Start creating your plan at a moment when you’re still capable of feeling some hope, and have some belief that life is worth living. If you can’t imagine feeling that way, then get someone who cares about you and knows you well to help. Start by writing down a collection of warning signs that you are starting to become severely depressed and suicidal. These warning signs will help you and others recognize when you are likely to need extra support. Examples of warning signs might be, “Withdrawing from friends and family,” or “loss of interest in hobbies.”

Next, write down a list of coping strategies that you can use to make yourself feel a bit better. Some people take a hot shower, or cuddle with a pet, or take a walk. The goal isn’t to make you feel all the way better immediately. There may be nothing that can do that. The point is to give you some things to try before you give up completely. Sometimes even feeling a tiny bit better can be enough to take your mind off suicide.

Forums and Chat

The next step is to write down the names and phone numbers of family and friends who might be able to help you when you are suicidal. You might want to call and talk to these people first and ask them if you can put them on your emergency list. If you know ahead of time that it’s okay to call someone at two in the morning when you’re at the end of your strength, then you won’t feel reluctant to call when you’re in crisis.

Finally, write a list of professional people you can call in case of emergency, along with their phone numbers. Include your doctor, counselor if you have one, and the number for the local hospital. Again, it’s a good idea to find out ahead of time what will happen if you call after hours.
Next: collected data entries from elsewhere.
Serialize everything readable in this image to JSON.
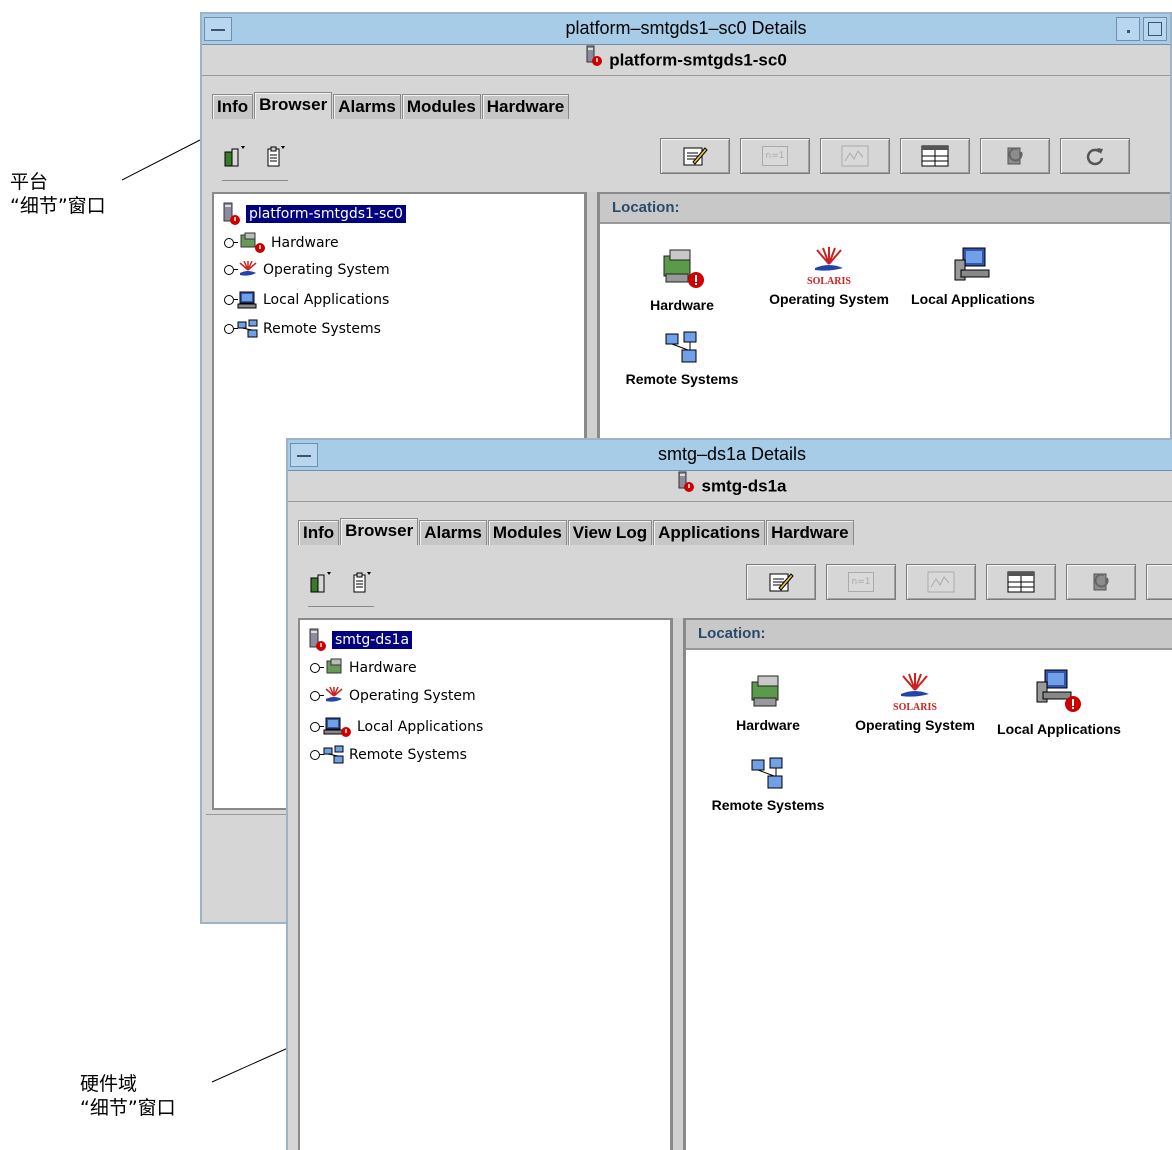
{
  "annotations": {
    "platform": {
      "line1": "平台",
      "line2": "“细节”窗口"
    },
    "domain": {
      "line1": "硬件域",
      "line2": "“细节”窗口"
    }
  },
  "platform_window": {
    "title": "platform–smtgds1–sc0 Details",
    "object_name": "platform-smtgds1-sc0",
    "tabs": [
      "Info",
      "Browser",
      "Alarms",
      "Modules",
      "Hardware"
    ],
    "active_tab": "Browser",
    "tree": {
      "root": "platform-smtgds1-sc0",
      "children": [
        "Hardware",
        "Operating System",
        "Local Applications",
        "Remote Systems"
      ]
    },
    "location_label": "Location:",
    "details": [
      "Hardware",
      "Operating System",
      "Local Applications",
      "Remote Systems"
    ],
    "toolbar_button_faces": [
      "n=1"
    ]
  },
  "domain_window": {
    "title": "smtg–ds1a Details",
    "object_name": "smtg-ds1a",
    "tabs": [
      "Info",
      "Browser",
      "Alarms",
      "Modules",
      "View Log",
      "Applications",
      "Hardware"
    ],
    "active_tab": "Browser",
    "tree": {
      "root": "smtg-ds1a",
      "children": [
        "Hardware",
        "Operating System",
        "Local Applications",
        "Remote Systems"
      ]
    },
    "location_label": "Location:",
    "details": [
      "Hardware",
      "Operating System",
      "Local Applications",
      "Remote Systems"
    ],
    "toolbar_button_faces": [
      "n=1"
    ]
  },
  "icons": {
    "solaris_logo_text": "SOLARIS"
  },
  "colors": {
    "titlebar": "#a7cce8",
    "selection": "#000080",
    "alarm": "#cc0000"
  }
}
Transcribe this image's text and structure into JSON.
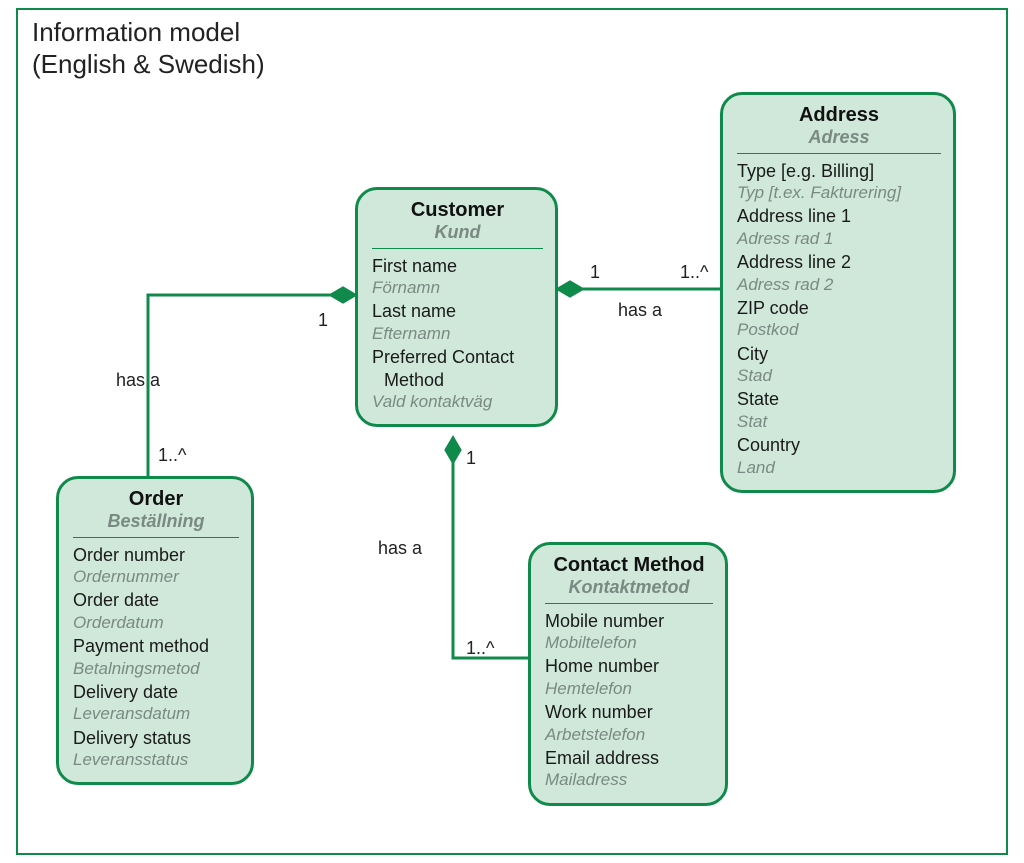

You don’t want to be stuck talking to an answering machine if you’re in crisis!

Share your suicide safety plan with supportive people who are close to you, so they know how to take care of you if you become suicidal. Keep it with you in your purse or wallet. If you’re worried about someone finding it and judging you, just don’t label it “Suicide Safety Plan.” Call it something like “Important Phone Numbers.”

If suicidal thoughts and feelings strike, keep going step by step through your plan until you feel safe.